É provável que, por todos esses motivos, o PT tenha aprovado em 2007 resolução partidária favorável à “defesa da autodeterminação das mulheres, da descriminalização do aborto e da regulamentação do atendimento a todos os casos no serviço público, evitando assim a gravidez não desejada e a morte de centenas de mulheres, na sua maioria pobres e negras, em decorrência do aborto clandestino e da falta de responsabilidade do Estado no atendimento adequado às mulheres que assim optarem”. Essa não é a “opinião de algumas feministas”, como afirmam agora certos líderes do PT, provavelmente de olho no voto de determinada parcela de eleitores.

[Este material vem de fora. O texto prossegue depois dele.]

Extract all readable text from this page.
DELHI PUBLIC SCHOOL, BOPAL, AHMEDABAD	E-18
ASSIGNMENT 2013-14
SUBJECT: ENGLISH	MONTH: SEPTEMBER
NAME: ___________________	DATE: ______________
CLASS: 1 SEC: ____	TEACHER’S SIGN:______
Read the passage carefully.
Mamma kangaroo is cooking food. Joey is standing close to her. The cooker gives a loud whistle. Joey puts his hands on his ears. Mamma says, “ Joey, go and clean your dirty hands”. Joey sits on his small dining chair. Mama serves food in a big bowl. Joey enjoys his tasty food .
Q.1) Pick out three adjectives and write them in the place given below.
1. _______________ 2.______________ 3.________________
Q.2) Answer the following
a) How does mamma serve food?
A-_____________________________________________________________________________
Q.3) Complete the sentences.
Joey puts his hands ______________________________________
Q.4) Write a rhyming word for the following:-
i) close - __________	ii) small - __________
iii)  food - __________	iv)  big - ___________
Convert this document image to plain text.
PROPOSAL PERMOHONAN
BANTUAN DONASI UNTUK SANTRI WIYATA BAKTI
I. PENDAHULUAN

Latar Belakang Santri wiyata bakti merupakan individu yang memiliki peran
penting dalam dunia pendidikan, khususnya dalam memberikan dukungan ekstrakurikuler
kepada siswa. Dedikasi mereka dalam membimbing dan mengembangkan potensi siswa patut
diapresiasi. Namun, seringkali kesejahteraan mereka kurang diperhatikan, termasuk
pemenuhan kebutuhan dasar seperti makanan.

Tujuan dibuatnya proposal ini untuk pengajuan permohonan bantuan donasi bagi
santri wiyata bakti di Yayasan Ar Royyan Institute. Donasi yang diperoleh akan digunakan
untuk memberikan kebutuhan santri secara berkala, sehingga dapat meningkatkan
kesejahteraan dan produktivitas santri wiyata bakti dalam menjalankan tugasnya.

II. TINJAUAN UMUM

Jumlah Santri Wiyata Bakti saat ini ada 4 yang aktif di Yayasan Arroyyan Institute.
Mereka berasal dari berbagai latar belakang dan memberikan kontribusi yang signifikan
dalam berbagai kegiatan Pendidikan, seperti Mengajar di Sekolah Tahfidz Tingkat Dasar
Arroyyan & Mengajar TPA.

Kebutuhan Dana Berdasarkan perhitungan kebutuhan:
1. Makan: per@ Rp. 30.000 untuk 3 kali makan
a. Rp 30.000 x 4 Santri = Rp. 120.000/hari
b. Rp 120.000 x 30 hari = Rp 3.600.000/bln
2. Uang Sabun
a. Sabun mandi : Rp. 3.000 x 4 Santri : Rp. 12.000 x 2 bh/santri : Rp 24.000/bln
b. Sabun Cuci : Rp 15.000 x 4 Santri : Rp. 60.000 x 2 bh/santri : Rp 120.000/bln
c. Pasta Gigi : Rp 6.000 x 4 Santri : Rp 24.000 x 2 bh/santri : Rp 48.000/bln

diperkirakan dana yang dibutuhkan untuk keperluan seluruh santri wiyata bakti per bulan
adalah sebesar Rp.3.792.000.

O período destinado à campanha política é uma oportunidade de esclarecer a população e de defender avanços de caráter social. A descriminalização do aborto de pessoas que precisam (ou desejam) submeter-se a ele é um desses avanços. Se a cada campanha política, em nome do pragmatismo eleitoreiro, os políticos fizerem a sociedade retroceder em conquistas importantes, daqui a pouco estaremos apedrejando supostas esposas infiéis, proibindo a pílula anticoncepcional, fazendo campanhas na televisão contra o uso da camisinha, extinguindo o voto feminino (assim como o homossexual, é claro). Daí para proibir biquínis na praia, shorts na prática esportiva e adotar o véu e a burca é um passo.

É elementar na democracia: se alguém quer praticar uma religião, deve ter o direito de fazê-lo, desde que não interfira na vida do seu concidadão. Se, por motivos rituais, uma pessoa quiser fazer jejum no Ramadã, adquirir apenas alimentos aprovados por um rabino, não comer carne na sexta-feira Santa, guardar o domingo, o sábado ou a sexta-feira, tudo bem, tudo bonito. Se uma mulher, por razões de consciência optar por não utilizar a pílula anticoncepcional, é um direito que lhe assiste (embora ela deva ser esclarecida sobre métodos anticoncepcionais). Mas se ela, em função de circunstâncias de vida, optar por um aborto cabe ao Estado assisti-la.

A questão aqui não é apenas a do aborto em si. É a do súbito surto de religiosidade que ataca os candidatos brasileiros nesta época e que provoca visitas a templos, sinagogas, mesquitas, igrejas e terreiros. E, mais que isso, o problema são as alianças suspeitas celebradas com vistas a um retrocesso nos direitos sociais. Estamos diante de dois candidatos à Presidência cujo passado todos conhecem, razão por que sua atitude nos surpreende. Serra aparece de repente fazendo juras de fé mais esperadas num coroinha da Mooca. E Dilma, pior ainda, respaldada por uma resolução avançada do seu partido, tenta renegá-la com o apoio de alguns caciques do PT, que fazem ginástica semântica para nos informar que o pensamento de “algumas feministas” não está no programa da candidata que, agora, acha mais vantajoso posar de filha de Maria.